Platform strategy shift
In a New Year’s post, Brian Armstrong reiterated Coinbase’s ambition to build what it calls an “everything exchange.”
The strategy focuses on expanding product lines so users can trade and interact with multiple asset classes from one interface.
That direction was formalised at the company’s year-end conference in December, where Coinbase rolled out stock trading and prediction markets.
These launches marked a clear move beyond cryptocurrencies and into areas traditionally dominated by retail brokerages and derivatives platforms.
Coinbase executives have framed the rollout of stock trading on the main app as a key step toward enabling round-the-clock access to markets, with crypto, equities, and exchange-traded funds sitting side by side.
Expansion beyond crypto
Coinbase’s product push is not limited to its exchange. The company has rebranded its wallet as an “everything app,” adding social networking features and deeper onchain functionality.
The aim is to keep users active across more use cases, rather than relying solely on trading volumes.
The company has also launched onchain prediction markets in partnership with Kalshi, allowing users to participate in markets tied to real-world events.
Alongside this, Coinbase has flagged plans for perpetual futures that would cover both crypto assets and stocks.
These additions move the platform further into direct competition with firms that operate across equities, derivatives, and commodities, rather than only crypto-native rivals.
Stablecoins and Base
Stablecoins form a central part of Coinbase’s longer-term roadmap.

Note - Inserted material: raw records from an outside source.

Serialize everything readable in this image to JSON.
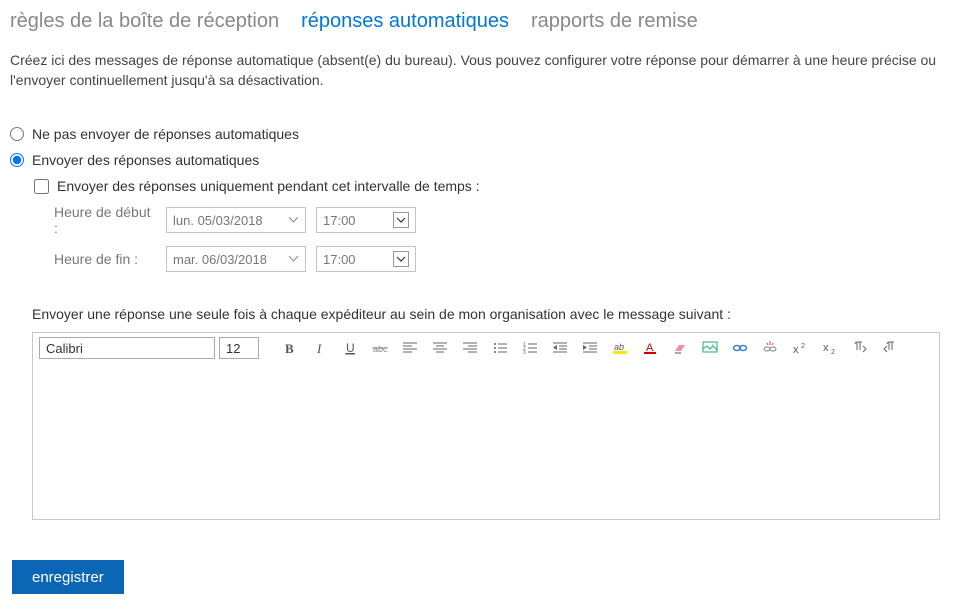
{
  "tabs": {
    "inbox_rules": "règles de la boîte de réception",
    "auto_replies": "réponses automatiques",
    "delivery_reports": "rapports de remise"
  },
  "description": "Créez ici des messages de réponse automatique (absent(e) du bureau). Vous pouvez configurer votre réponse pour démarrer à une heure précise ou l'envoyer continuellement jusqu'à sa désactivation.",
  "radio": {
    "dont_send": "Ne pas envoyer de réponses automatiques",
    "send": "Envoyer des réponses automatiques"
  },
  "interval": {
    "checkbox_label": "Envoyer des réponses uniquement pendant cet intervalle de temps :",
    "start_label": "Heure de début :",
    "start_date": "lun. 05/03/2018",
    "start_time": "17:00",
    "end_label": "Heure de fin :",
    "end_date": "mar. 06/03/2018",
    "end_time": "17:00"
  },
  "message_label": "Envoyer une réponse une seule fois à chaque expéditeur au sein de mon organisation avec le message suivant :",
  "editor": {
    "font": "Calibri",
    "size": "12"
  },
  "buttons": {
    "save": "enregistrer"
  }
}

The company has described them as essential financial infrastructure, particularly for cross-border payments, payroll, and settlement.

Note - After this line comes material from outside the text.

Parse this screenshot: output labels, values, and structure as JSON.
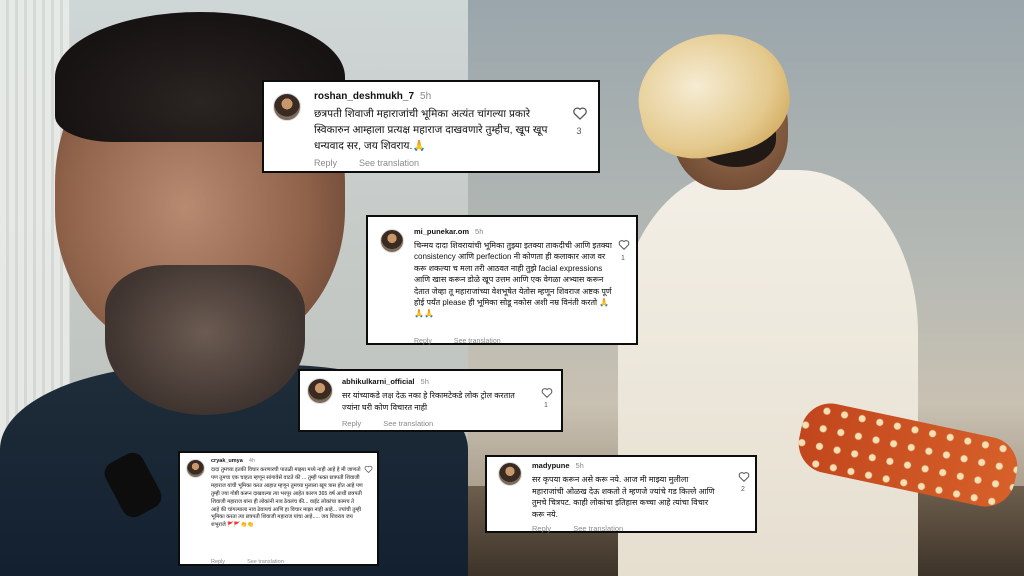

Armstrong has said banks are likely to seek interest-bearing stablecoin products over time, underlining Coinbase’s view that stablecoins will play a growing role in mainstream finance.
Base, Coinbase’s Ethereum layer-2 network, is positioned as another pillar of this strategy.
The network is designed to support consumer applications, creators, and onchain services that can scale beyond Ethereum’s main chain.
However, Base’s handling of creator coins has attracted criticism from some developers, who argue the approach risks prioritising viral growth while the company promotes creators as a key onboarding channel.